The Literary Apologetic
The Literary Apologetic Argument • Philip K. Dick

What Is Human?

Dick and the Theology of the Real

“The basic tool for the manipulation of reality is the manipulation of words.”– attributed to Philip K. Dick

What Is Human?

The Question Behind the Question

Dick's fiction returns again and again to a single question, asked in dozens of disguises: how do you tell the difference between what is real and what only appears to be real? His novels are populated with simulated worlds, manufactured memories, android beings indistinguishable from humans, and drugs that dissolve the line between perception and hallucination. Critics have generally read this as an epistemological obsession – a writer working out, again and again, that we cannot trust our senses.

But the question Dick is actually asking is not "how do I know what is real?" It is "what would make something real, as opposed to merely appearing real?" These are different questions, and the second one is theological. An epistemological question asks how a mind can verify its object. A question about what makes something real at all is not asking about verification; it is asking about a property the thing would have to possess independently of anyone's ability to verify it. Dick's fiction keeps assuming that such a property exists, even as it despairs of any human method for detecting it.

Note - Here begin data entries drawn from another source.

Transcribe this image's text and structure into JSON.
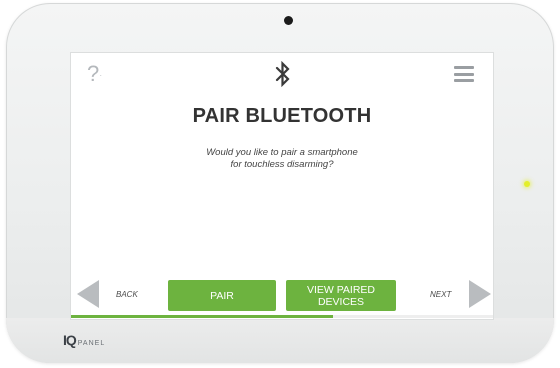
{
  "screen": {
    "help_label": "?",
    "title": "PAIR BLUETOOTH",
    "message_line1": "Would you like to pair a smartphone",
    "message_line2": "for touchless disarming?",
    "progress_fraction": 0.62
  },
  "nav": {
    "back_label": "BACK",
    "next_label": "NEXT"
  },
  "buttons": {
    "pair_label": "PAIR",
    "view_line1": "VIEW PAIRED",
    "view_line2": "DEVICES"
  },
  "device": {
    "logo_mark": "IQ",
    "logo_text": "PANEL"
  },
  "icons": {
    "help": "question-icon",
    "bluetooth": "bluetooth-icon",
    "menu": "hamburger-menu-icon",
    "back": "left-arrow-icon",
    "next": "right-arrow-icon"
  },
  "colors": {
    "accent_green": "#6db33f",
    "led_yellow": "#e3ef2a",
    "arrow_gray": "#b9bcbf"
  }
}
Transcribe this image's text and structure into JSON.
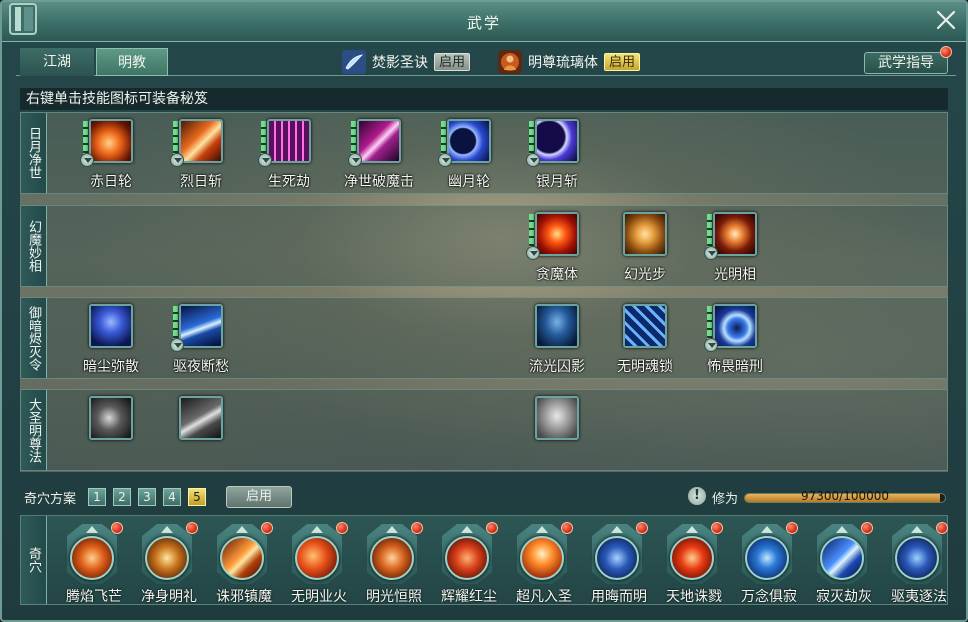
{
  "window": {
    "title": "武学"
  },
  "tabs": [
    {
      "label": "江湖"
    },
    {
      "label": "明教"
    }
  ],
  "secrets": [
    {
      "name": "焚影圣诀",
      "status": "启用",
      "icon": "feather-icon"
    },
    {
      "name": "明尊琉璃体",
      "status": "启用",
      "icon": "monk-icon"
    }
  ],
  "guide_button": {
    "label": "武学指导"
  },
  "hint": "右键单击技能图标可装备秘笈",
  "rows": [
    {
      "label": "日月净世",
      "skills": [
        "赤日轮",
        "烈日斩",
        "生死劫",
        "净世破魔击",
        "幽月轮",
        "银月斩"
      ]
    },
    {
      "label": "幻魔妙相",
      "skills": [
        "贪魔体",
        "幻光步",
        "光明相"
      ]
    },
    {
      "label": "御暗烬灭令",
      "skills": [
        "暗尘弥散",
        "驱夜断愁",
        "流光囚影",
        "无明魂锁",
        "怖畏暗刑"
      ]
    },
    {
      "label": "大圣明尊法",
      "skills": []
    }
  ],
  "plan": {
    "label": "奇穴方案",
    "numbers": [
      "1",
      "2",
      "3",
      "4",
      "5"
    ],
    "active": "5",
    "enable_label": "启用"
  },
  "xiuwei": {
    "label": "修为",
    "text": "97300/100000",
    "current": 97300,
    "max": 100000
  },
  "qixue": {
    "label": "奇穴",
    "nodes": [
      "腾焰飞芒",
      "净身明礼",
      "诛邪镇魔",
      "无明业火",
      "明光恒照",
      "辉耀红尘",
      "超凡入圣",
      "用晦而明",
      "天地诛戮",
      "万念俱寂",
      "寂灭劫灰",
      "驱夷逐法"
    ]
  }
}
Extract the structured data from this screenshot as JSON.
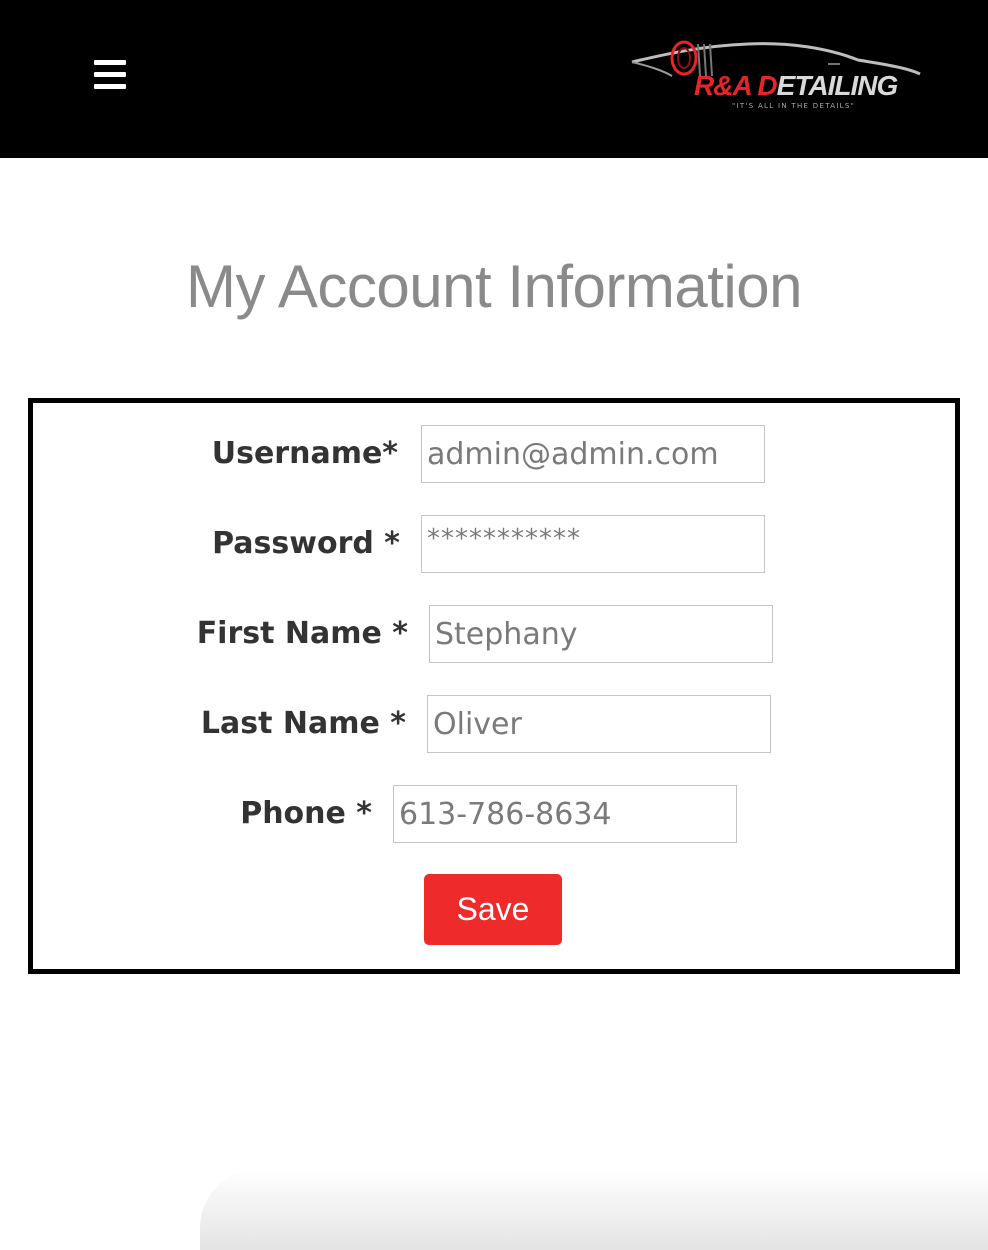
{
  "header": {
    "menu_icon": "hamburger-menu-icon",
    "logo": {
      "brand_part1": "R&A ",
      "brand_part2": "D",
      "brand_part3": "ETAILING",
      "tagline": "\"IT'S ALL IN THE DETAILS\""
    },
    "background_color": "#000000"
  },
  "main": {
    "title": "My Account Information"
  },
  "form": {
    "fields": [
      {
        "label": "Username*",
        "value": "admin@admin.com",
        "type": "text"
      },
      {
        "label": "Password *",
        "value": "***********",
        "type": "text"
      },
      {
        "label": "First Name *",
        "value": "Stephany",
        "type": "text"
      },
      {
        "label": "Last Name *",
        "value": "Oliver",
        "type": "text"
      },
      {
        "label": "Phone *",
        "value": "613-786-8634",
        "type": "text"
      }
    ],
    "save_label": "Save",
    "save_color": "#ee2a2a"
  }
}
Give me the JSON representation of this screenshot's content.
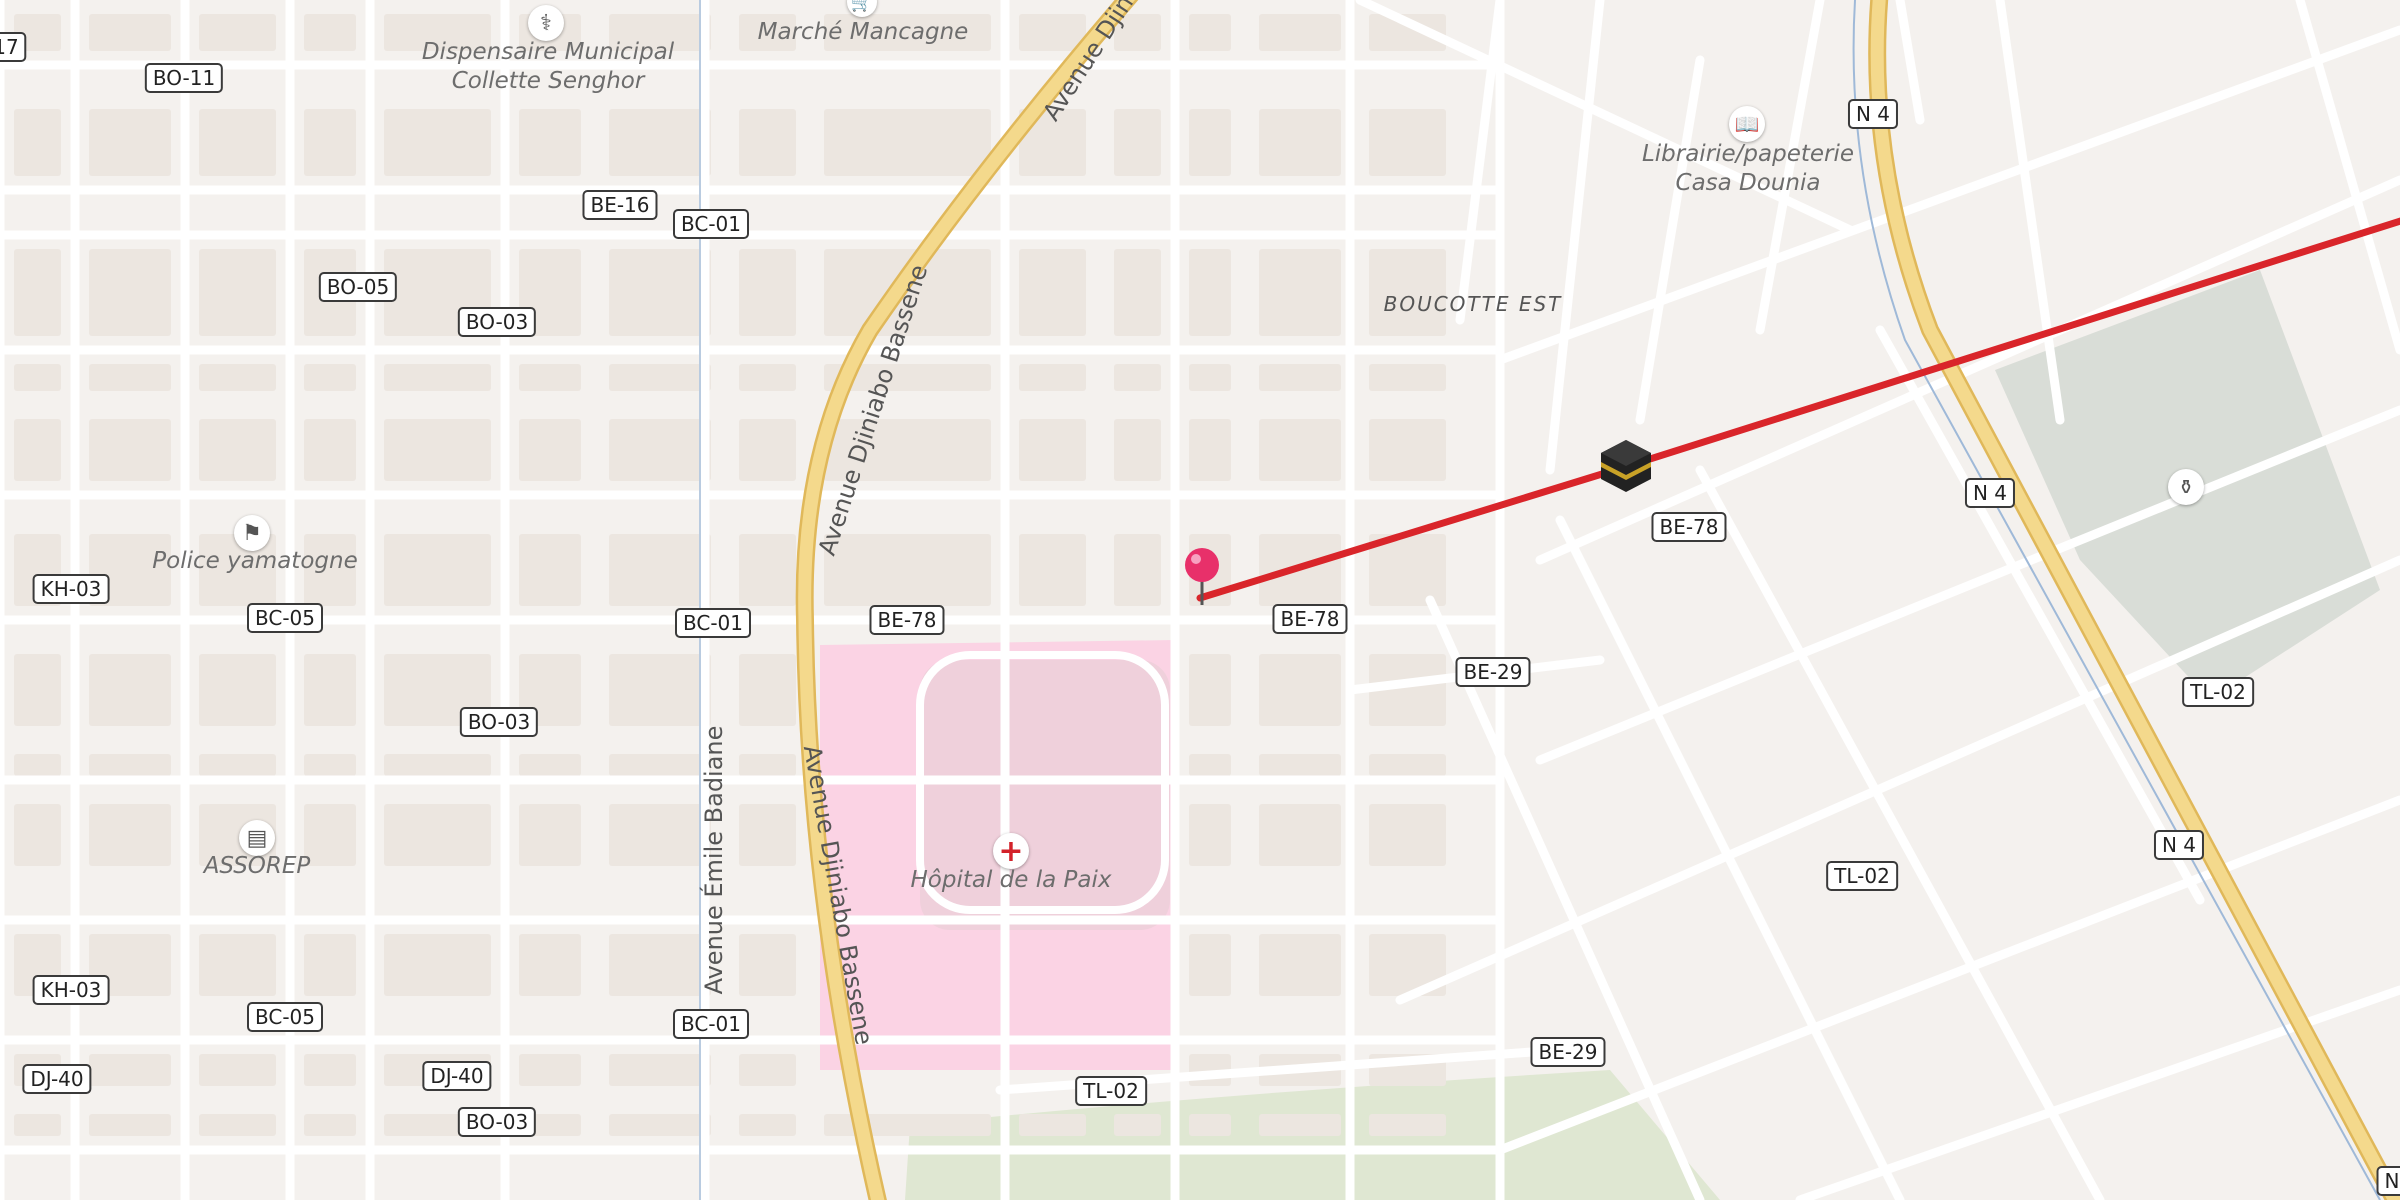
{
  "map": {
    "district": "BOUCOTTE EST",
    "road_shields": {
      "n4_top": "N 4",
      "n4_mid": "N 4",
      "n4_low": "N 4",
      "n_edge": "N",
      "bo11": "BO-11",
      "be16": "BE-16",
      "bc01_top": "BC-01",
      "bo05_top": "BO-05",
      "bo03_top": "BO-03",
      "be78_right": "BE-78",
      "be78_center": "BE-78",
      "be78_left": "BE-78",
      "bc01_mid": "BC-01",
      "bc05_top": "BC-05",
      "kh03_top": "KH-03",
      "be29_top": "BE-29",
      "bo03_mid": "BO-03",
      "tl02_right": "TL-02",
      "tl02_mid": "TL-02",
      "kh03_low": "KH-03",
      "bc05_low": "BC-05",
      "bc01_low": "BC-01",
      "dj40_left": "DJ-40",
      "dj40_right": "DJ-40",
      "be29_low": "BE-29",
      "tl02_bottom": "TL-02",
      "bo03_low": "BO-03",
      "edge_17": "17"
    },
    "pois": {
      "dispensaire": {
        "line1": "Dispensaire Municipal",
        "line2": "Collette Senghor",
        "icon": "stethoscope-icon"
      },
      "marche": {
        "label": "Marché Mancagne",
        "icon": "shopping-cart-icon"
      },
      "librairie": {
        "line1": "Librairie/papeterie",
        "line2": "Casa Dounia",
        "icon": "book-icon"
      },
      "police": {
        "label": "Police yamatogne",
        "icon": "police-icon"
      },
      "assorep": {
        "label": "ASSOREP",
        "icon": "office-icon"
      },
      "hopital": {
        "label": "Hôpital de la Paix",
        "icon": "hospital-cross-icon"
      },
      "cemetery": {
        "icon": "cemetery-icon"
      },
      "kaaba": {
        "icon": "kaaba-icon"
      },
      "pin": {
        "icon": "map-pin-icon"
      }
    },
    "streets": {
      "djiniabo_top": "Avenue Djini",
      "djiniabo_mid": "Avenue Djiniabo Bassene",
      "djiniabo_low": "Avenue Djiniabo Bassene",
      "emile": "Avenue Émile Badiane"
    },
    "colors": {
      "background": "#f4f1ee",
      "minor_road": "#ffffff",
      "major_road": "#f4d98c",
      "hospital_area": "#fbd3e4",
      "park": "#dfe7d2",
      "cemetery": "#d9ddd7",
      "qibla_line": "#d9252a",
      "pin": "#e8306a"
    }
  }
}
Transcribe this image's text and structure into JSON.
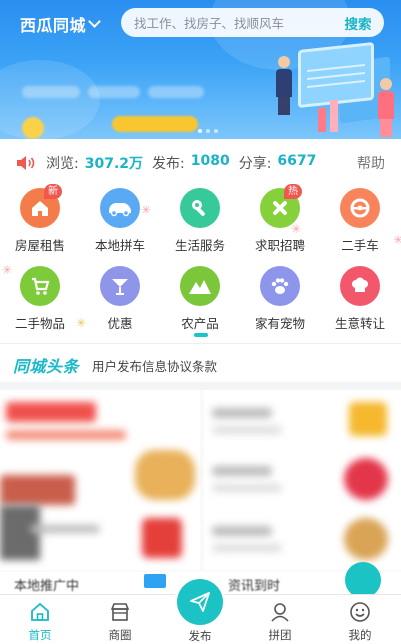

What Do Androids Dream of Electric Sheep? Reveals

Do Androids Dream of Electric Sheep? stages this question as a hunt: Rick Deckard must distinguish humans from androids built to be indistinguishable from humans, using a test that measures empathic response. The novel's quiet despair is that the test can fail in both directions – it can mistake a human for an android and an android for a human – and that Deckard himself begins to wonder which he is. If humanity is defined by a behavioral test, and the test can be passed by something manufactured, then humanity was never more than a behavior to begin with.

What the novel cannot quite say, but keeps circling, is that this conclusion is intolerable, and that its intolerability is itself evidence. The reader does not accept "humanity is whatever passes the test" as good news, even when the novel's logic seems to lead there. The resistance readers feel to that conclusion is not sentimentality. It is the trace of a conviction that being human is not a behavior that could in principle be replicated by sufficiently sophisticated manufacture – that there is something a human being is, prior to and independent of anything it does or any test it passes, that an android, however perfect its performance, would not thereby possess.

Through the Lens of Genesis 3

Genesis 3 narrates a conversation in which the serpent offers Eve an account of God and of herself that competes with the account God has already given. Eve and Adam act on the serpent's account, and the rupture that follows is total: hiding from God, blaming one another, and a series of curses on the serpent, the woman, and the man that touch every relationship the chapter has described. What the man and the woman are after the rupture is not simply diminished; it is estranged from what they were made to be, in a way neither of them can repair from the inside.

The doctrine of the image of God makes exactly the claim Dick's fiction needs and cannot supply from within itself: that a human being is real, and is human, not because of what it does, how it behaves, or whether it passes any test, but because of what it is in relation to its Maker. This is a relational fact, not a behavioral one, and it is precisely the kind of fact that no test administered by one creature to another could ever establish or overturn. Deckard's crisis is the crisis of a world that has lost access to this fact and is left trying to recover by other means – empathy tests, bone marrow analysis, behavioral checklists – what was never a property locatable by such means in the first place.

Genesis 3:15 names a remedy for the rupture the rest of the chapter describes – a remedy that arrives from outside the system in which Deckard is trapped. Dick's fiction never finds that remedy, but it never stops needing one. His androids dream of electric sheep because something in his imagination insists that what makes a creature real cannot be manufactured, tested for, or verified from the inside – and his entire body of work is the record of a man circling, without ever quite naming it, the one thing that would have answered his question.